We found out from speaking with users and actually using the crutches ourselves some issues about using crutches to go up and down. We learned that you tend to lean forward/in the direction of where you are going when you go up and down to the stairs.  This shifts your center of mass forwards and creates instability, increasing the likelihood you’ll fall. We took these results to the drawing boards and created a set of designs that added an other contact to the crutches. An extra horizontal limp that expands perpendicularly from the crutches allow the users. We also took inspiration from para-olympic runner prosthesis that absorbs force into another one of the designs.

The results were promising, we took the design and ask users to use it, and they felt a lot more safe using our prototype for going down the stairs than normal crutches. There was not any discernible differences for going up the stairs.  Currently, we only have a prototype and not a full fledge product. We hope to do more user testing as we move forward. I’ve been able to mix some of the stuff I learned in PPAT into 2.009 as well, which is great.

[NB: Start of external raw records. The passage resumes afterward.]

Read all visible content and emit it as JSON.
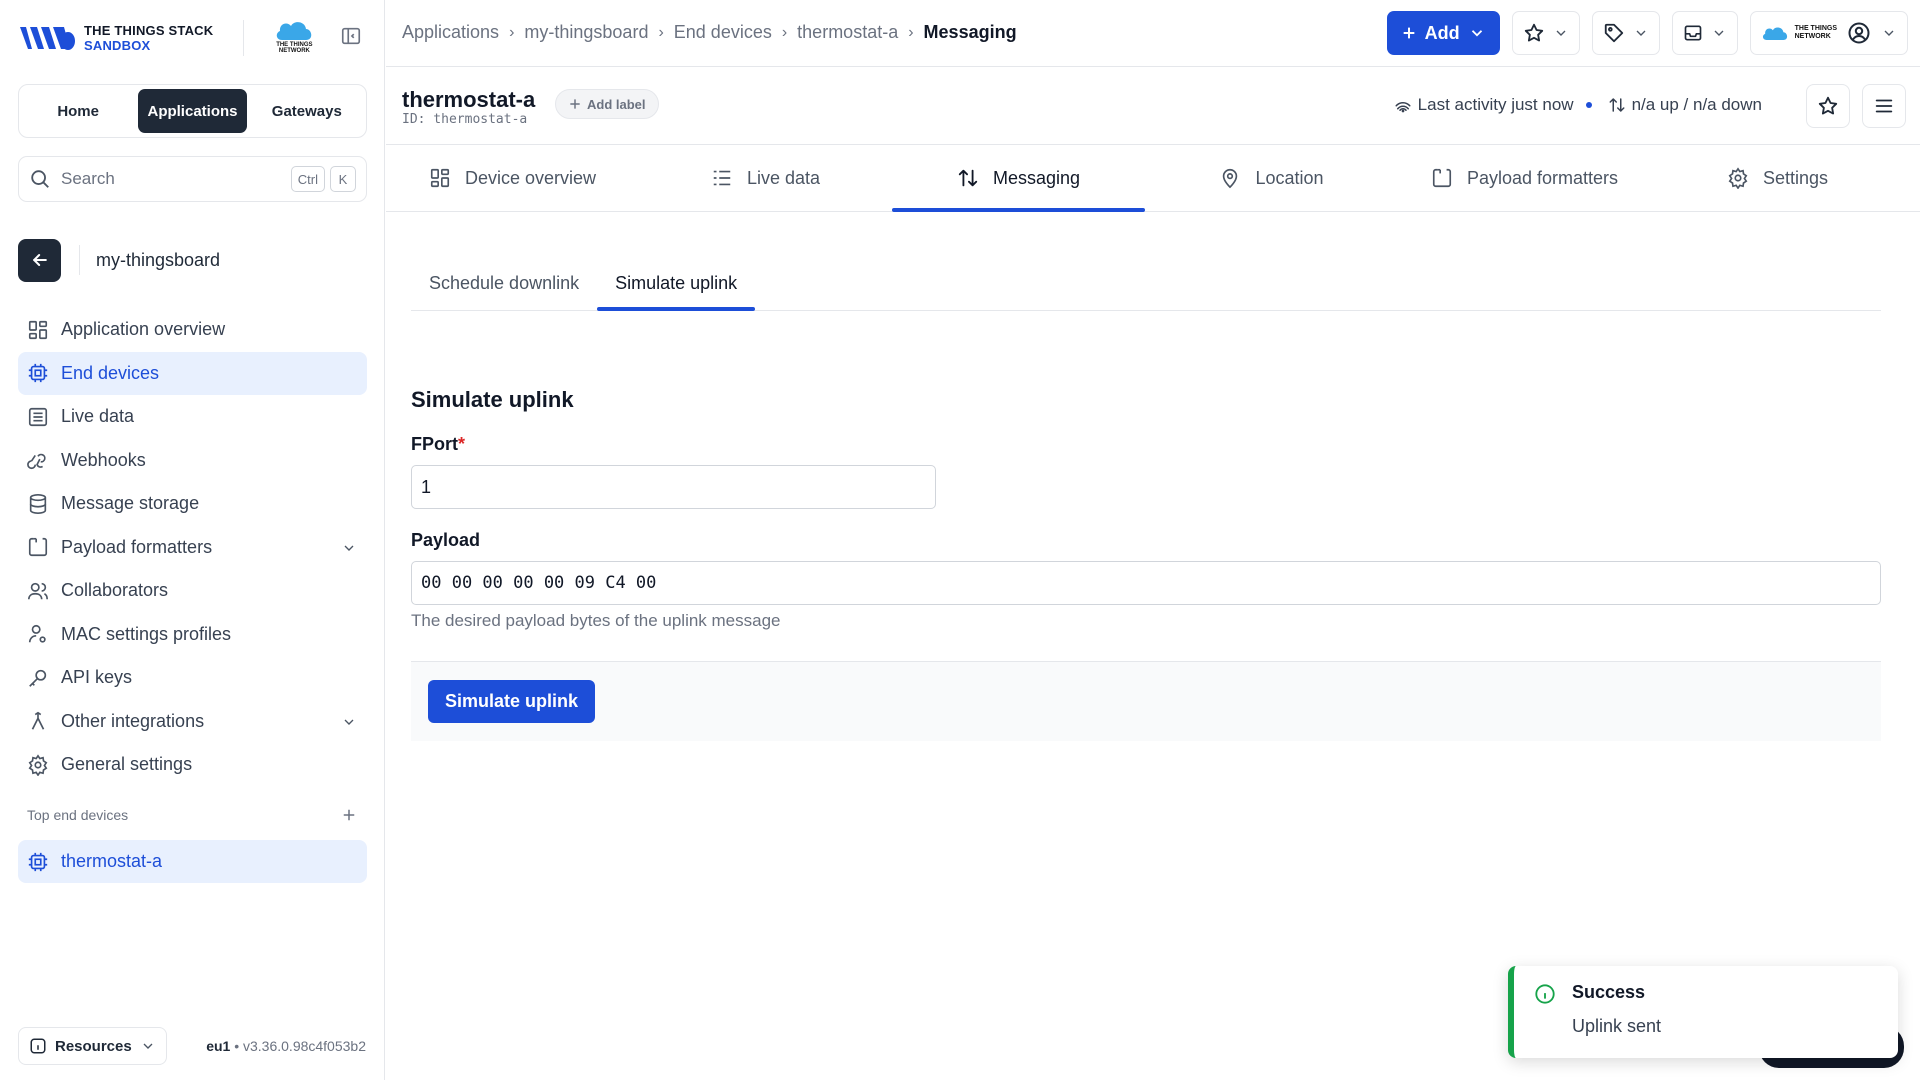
{
  "brand": {
    "line1": "THE THINGS STACK",
    "line2": "SANDBOX",
    "ttn_line1": "THE THINGS",
    "ttn_line2": "NETWORK"
  },
  "switcher": [
    "Home",
    "Applications",
    "Gateways"
  ],
  "switcher_active": "Applications",
  "search": {
    "placeholder": "Search",
    "key1": "Ctrl",
    "key2": "K"
  },
  "application": {
    "name": "my-thingsboard"
  },
  "nav": [
    {
      "label": "Application overview",
      "icon": "overview-icon"
    },
    {
      "label": "End devices",
      "icon": "chip-icon",
      "active": true
    },
    {
      "label": "Live data",
      "icon": "list-icon"
    },
    {
      "label": "Webhooks",
      "icon": "webhook-icon"
    },
    {
      "label": "Message storage",
      "icon": "database-icon"
    },
    {
      "label": "Payload formatters",
      "icon": "code-icon",
      "expandable": true
    },
    {
      "label": "Collaborators",
      "icon": "users-icon"
    },
    {
      "label": "MAC settings profiles",
      "icon": "user-cog-icon"
    },
    {
      "label": "API keys",
      "icon": "key-icon"
    },
    {
      "label": "Other integrations",
      "icon": "integrations-icon",
      "expandable": true
    },
    {
      "label": "General settings",
      "icon": "gear-icon"
    }
  ],
  "top_devices": {
    "header": "Top end devices",
    "items": [
      "thermostat-a"
    ]
  },
  "footer": {
    "resources": "Resources",
    "cluster": "eu1",
    "version": "v3.36.0.98c4f053b2"
  },
  "breadcrumbs": [
    "Applications",
    "my-thingsboard",
    "End devices",
    "thermostat-a",
    "Messaging"
  ],
  "topbar": {
    "add_label": "Add",
    "user_logo_text1": "THE THINGS",
    "user_logo_text2": "NETWORK"
  },
  "device": {
    "title": "thermostat-a",
    "id_line": "ID: thermostat-a",
    "add_label": "Add label",
    "last_activity": "Last activity just now",
    "traffic": "n/a up / n/a down"
  },
  "tabs": [
    {
      "label": "Device overview",
      "icon": "overview-icon"
    },
    {
      "label": "Live data",
      "icon": "list-icon"
    },
    {
      "label": "Messaging",
      "icon": "arrows-up-down-icon",
      "active": true
    },
    {
      "label": "Location",
      "icon": "location-pin-icon"
    },
    {
      "label": "Payload formatters",
      "icon": "code-icon"
    },
    {
      "label": "Settings",
      "icon": "gear-icon"
    }
  ],
  "subtabs": [
    "Schedule downlink",
    "Simulate uplink"
  ],
  "subtab_active": "Simulate uplink",
  "form": {
    "title": "Simulate uplink",
    "fport_label": "FPort",
    "fport_value": "1",
    "payload_label": "Payload",
    "payload_value": "00 00 00 00 00 09 C4 00",
    "payload_hint": "The desired payload bytes of the uplink message",
    "submit_label": "Simulate uplink"
  },
  "toast": {
    "title": "Success",
    "message": "Uplink sent",
    "accent": "#16a34a"
  },
  "colors": {
    "primary": "#1d4ed8",
    "dark": "#1f2937",
    "active_bg": "#e8f0fe"
  }
}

Assistive Technology in India

Tuesday, October 18th, 2016

Last week we had a guest lecture that was really interesting to me about the design of low cost wheelchairs that could be used in developing countries. I found the concept of disruptive technology fascinating in its ingenuity and also usefulness to people that could not afford current technology.

The talk got me interested in assistive technology in India; my parents are from there and I have visited plenty of times, but I have never really thought about the struggles that differently abled people may face in a country that historically has not been accepting of these differences.

Reading some of the articles that can be found online, it seems that one of the biggest challenges to AT in India is simply the fact that people with disabilities 1) don’t know that the technology exists and 2) are not properly trained in its use. Thus, it’s an interesting scenario wherein developing new, cheaper AT is great, but it’s not really doing much if people don’t know it exists in the first place.

Another point I stumbled upon is that the economics of AT are not financially attractive in India (or most places for that matter) but India specifically lacks the necessary policy to support its development. In the US we have a couple different established government programs to foster the acceptance of people with disabilities and also push for assistive technology development. India, on the other hand, is still slightly behind in this area. I would be really interested to see if you could find a class like PPAT at a school like IIT.